Statistics for the City of London reveal that between April and September last year 13,357 cybercrimes were reported, with victims losing £34.6 million. And the number of incidents is on the rise.
“Cybercrime is a growing trend with total losses increasing by 24 per cent,” says commander Karen Baxter of City of London Police. “In particular, criminals are targeting social media users and online account holders in a bid to make money and steal personal details. This leaves victims out of pocket and at risk of identity theft.”
Online crime ranges from relatively small-scale incidents right up to, for example, the 2017 WannaCry ransomware campaign that crippled the NHS and many other organisations worldwide.
At the top level of severity, serious organised crime is handled by the National Crime Agency, often in collaboration with regional or metropolitan forces. Cybercrime is wide-ranging and includes fraud, indecent images and cyber-enabled cases where a computer or other device has been used by criminals.
And as the number of cybercrimes continues to rise inexorably, so too do the police skills needed to deal with them. The government is taking the risk seriously, designating cybercrime as a tier-1 national security threat and investing almost £2 billion in a National Cyber Security Strategy designed to counter it.
Creating cybercrime units
Most recently, following a 2017 pledge, cybercrime units have been established across England and Wales, with another £1 million provided in funding this April, bringing the total to £7 million for the year.
“Every police force now has a cybercrime unit, which will investigate and pursue offenders, help businesses and victims protect themselves from attack, and work with partners to prevent vulnerable individuals from being drawn into committing cybercrime,” says National Police Chiefs’ Council (NPCC) lead for cybercrime, Derbyshire chief constable Peter Goodman.
“These units will improve our response to cybercrime working closely with national and regional units.

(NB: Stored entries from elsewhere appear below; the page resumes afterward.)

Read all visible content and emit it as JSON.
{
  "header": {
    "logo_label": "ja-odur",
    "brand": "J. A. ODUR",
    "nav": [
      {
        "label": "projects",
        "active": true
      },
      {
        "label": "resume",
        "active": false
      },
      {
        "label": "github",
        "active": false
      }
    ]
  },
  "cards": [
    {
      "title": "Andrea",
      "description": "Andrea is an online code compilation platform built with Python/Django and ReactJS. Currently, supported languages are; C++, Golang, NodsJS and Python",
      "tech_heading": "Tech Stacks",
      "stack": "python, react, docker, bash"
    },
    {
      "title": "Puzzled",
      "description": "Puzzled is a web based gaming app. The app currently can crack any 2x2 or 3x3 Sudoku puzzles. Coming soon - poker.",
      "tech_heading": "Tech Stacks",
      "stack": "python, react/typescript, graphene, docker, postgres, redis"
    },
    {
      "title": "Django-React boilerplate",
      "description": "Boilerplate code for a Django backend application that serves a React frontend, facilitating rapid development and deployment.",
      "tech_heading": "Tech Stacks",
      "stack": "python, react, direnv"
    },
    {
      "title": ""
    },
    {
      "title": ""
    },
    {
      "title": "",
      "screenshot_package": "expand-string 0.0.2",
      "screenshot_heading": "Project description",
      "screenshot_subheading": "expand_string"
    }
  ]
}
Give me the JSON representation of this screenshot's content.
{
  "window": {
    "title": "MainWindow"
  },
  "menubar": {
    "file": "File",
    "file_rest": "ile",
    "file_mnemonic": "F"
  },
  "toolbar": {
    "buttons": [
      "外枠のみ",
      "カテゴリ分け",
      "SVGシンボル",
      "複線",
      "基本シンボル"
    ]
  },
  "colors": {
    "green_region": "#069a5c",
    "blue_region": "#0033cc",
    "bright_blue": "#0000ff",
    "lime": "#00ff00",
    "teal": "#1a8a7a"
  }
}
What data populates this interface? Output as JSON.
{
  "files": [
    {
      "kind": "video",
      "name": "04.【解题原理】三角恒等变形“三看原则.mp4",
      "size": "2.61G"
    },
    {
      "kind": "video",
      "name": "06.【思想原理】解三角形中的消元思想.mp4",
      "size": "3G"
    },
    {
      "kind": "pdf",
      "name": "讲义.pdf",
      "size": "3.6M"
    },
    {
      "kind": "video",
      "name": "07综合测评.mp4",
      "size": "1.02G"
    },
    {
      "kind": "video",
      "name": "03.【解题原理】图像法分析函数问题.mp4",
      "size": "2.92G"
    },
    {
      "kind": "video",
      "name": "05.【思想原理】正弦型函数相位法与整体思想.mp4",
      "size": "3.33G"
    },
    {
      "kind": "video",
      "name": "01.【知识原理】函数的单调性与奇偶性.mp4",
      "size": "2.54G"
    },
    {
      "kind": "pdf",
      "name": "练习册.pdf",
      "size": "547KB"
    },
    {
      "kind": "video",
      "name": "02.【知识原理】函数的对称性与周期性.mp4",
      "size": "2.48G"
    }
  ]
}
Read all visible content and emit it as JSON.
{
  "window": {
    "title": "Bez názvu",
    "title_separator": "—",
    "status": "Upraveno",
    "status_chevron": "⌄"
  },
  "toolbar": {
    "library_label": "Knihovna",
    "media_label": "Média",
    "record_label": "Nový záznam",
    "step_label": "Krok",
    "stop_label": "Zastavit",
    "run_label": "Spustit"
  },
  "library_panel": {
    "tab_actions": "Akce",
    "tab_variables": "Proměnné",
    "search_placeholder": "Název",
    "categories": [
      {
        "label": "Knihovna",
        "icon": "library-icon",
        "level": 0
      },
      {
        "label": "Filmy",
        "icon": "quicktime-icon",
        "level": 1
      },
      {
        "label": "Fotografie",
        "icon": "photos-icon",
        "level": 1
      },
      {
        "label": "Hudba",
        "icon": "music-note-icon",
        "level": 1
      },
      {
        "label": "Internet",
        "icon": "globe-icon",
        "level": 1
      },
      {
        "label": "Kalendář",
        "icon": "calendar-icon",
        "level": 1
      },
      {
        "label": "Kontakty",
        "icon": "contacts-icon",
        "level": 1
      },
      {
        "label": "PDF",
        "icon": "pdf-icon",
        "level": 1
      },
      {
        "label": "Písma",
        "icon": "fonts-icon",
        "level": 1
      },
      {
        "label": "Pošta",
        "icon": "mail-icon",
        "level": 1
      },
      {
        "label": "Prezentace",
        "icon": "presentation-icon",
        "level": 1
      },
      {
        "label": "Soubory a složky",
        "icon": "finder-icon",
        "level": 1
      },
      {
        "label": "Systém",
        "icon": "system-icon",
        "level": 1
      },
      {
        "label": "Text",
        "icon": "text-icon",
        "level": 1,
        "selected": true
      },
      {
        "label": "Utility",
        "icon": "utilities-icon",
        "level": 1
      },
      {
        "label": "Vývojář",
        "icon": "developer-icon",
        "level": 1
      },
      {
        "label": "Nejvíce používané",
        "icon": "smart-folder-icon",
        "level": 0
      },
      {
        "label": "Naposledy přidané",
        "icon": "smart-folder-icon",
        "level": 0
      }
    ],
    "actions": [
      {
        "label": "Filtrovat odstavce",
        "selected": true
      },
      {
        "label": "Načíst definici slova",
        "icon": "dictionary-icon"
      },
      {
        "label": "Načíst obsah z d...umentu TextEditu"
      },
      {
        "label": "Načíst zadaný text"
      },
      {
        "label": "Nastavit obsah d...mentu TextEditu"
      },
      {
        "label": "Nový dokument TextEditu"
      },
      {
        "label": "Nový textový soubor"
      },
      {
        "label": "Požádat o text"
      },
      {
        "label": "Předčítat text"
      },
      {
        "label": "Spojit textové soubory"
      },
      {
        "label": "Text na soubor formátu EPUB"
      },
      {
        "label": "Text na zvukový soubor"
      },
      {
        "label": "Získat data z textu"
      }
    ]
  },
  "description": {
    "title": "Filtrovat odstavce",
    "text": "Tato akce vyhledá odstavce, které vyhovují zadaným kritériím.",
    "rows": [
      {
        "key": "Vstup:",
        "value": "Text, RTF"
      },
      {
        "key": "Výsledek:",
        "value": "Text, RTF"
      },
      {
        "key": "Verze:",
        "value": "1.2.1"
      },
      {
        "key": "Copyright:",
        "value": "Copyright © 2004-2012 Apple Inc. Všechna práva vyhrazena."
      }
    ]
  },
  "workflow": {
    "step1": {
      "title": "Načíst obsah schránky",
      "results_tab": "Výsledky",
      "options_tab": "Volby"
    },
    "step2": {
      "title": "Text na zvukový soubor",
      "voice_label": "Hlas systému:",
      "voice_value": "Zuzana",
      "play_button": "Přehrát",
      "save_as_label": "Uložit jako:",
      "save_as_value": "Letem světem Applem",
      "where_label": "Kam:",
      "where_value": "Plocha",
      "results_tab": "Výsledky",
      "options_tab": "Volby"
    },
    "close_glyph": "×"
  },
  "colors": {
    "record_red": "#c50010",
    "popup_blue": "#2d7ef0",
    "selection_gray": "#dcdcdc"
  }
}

This is a great start and lays down a solid foundation for each force to build on.”
Investing in police skills
However, expanding cybercrime resources like this means a big increase in the number of trained staff required. And while forces are busily hiring, most of the new expertise is set to come through large-scale training programmes.
Late last year, the police partnered with the Cisco Networking Academy to launch a nationwide initiative to provide access to cybersecurity training for 120,000 officers, both in person and online.
“By joining the programme, forces can access training designed to raise awareness and increase their understanding of cybercrime and cyberthreats, while also gaining insights into the procedures used to defend networks,” explains Andy Beet, futures lead at the NPCC Data Communications Group.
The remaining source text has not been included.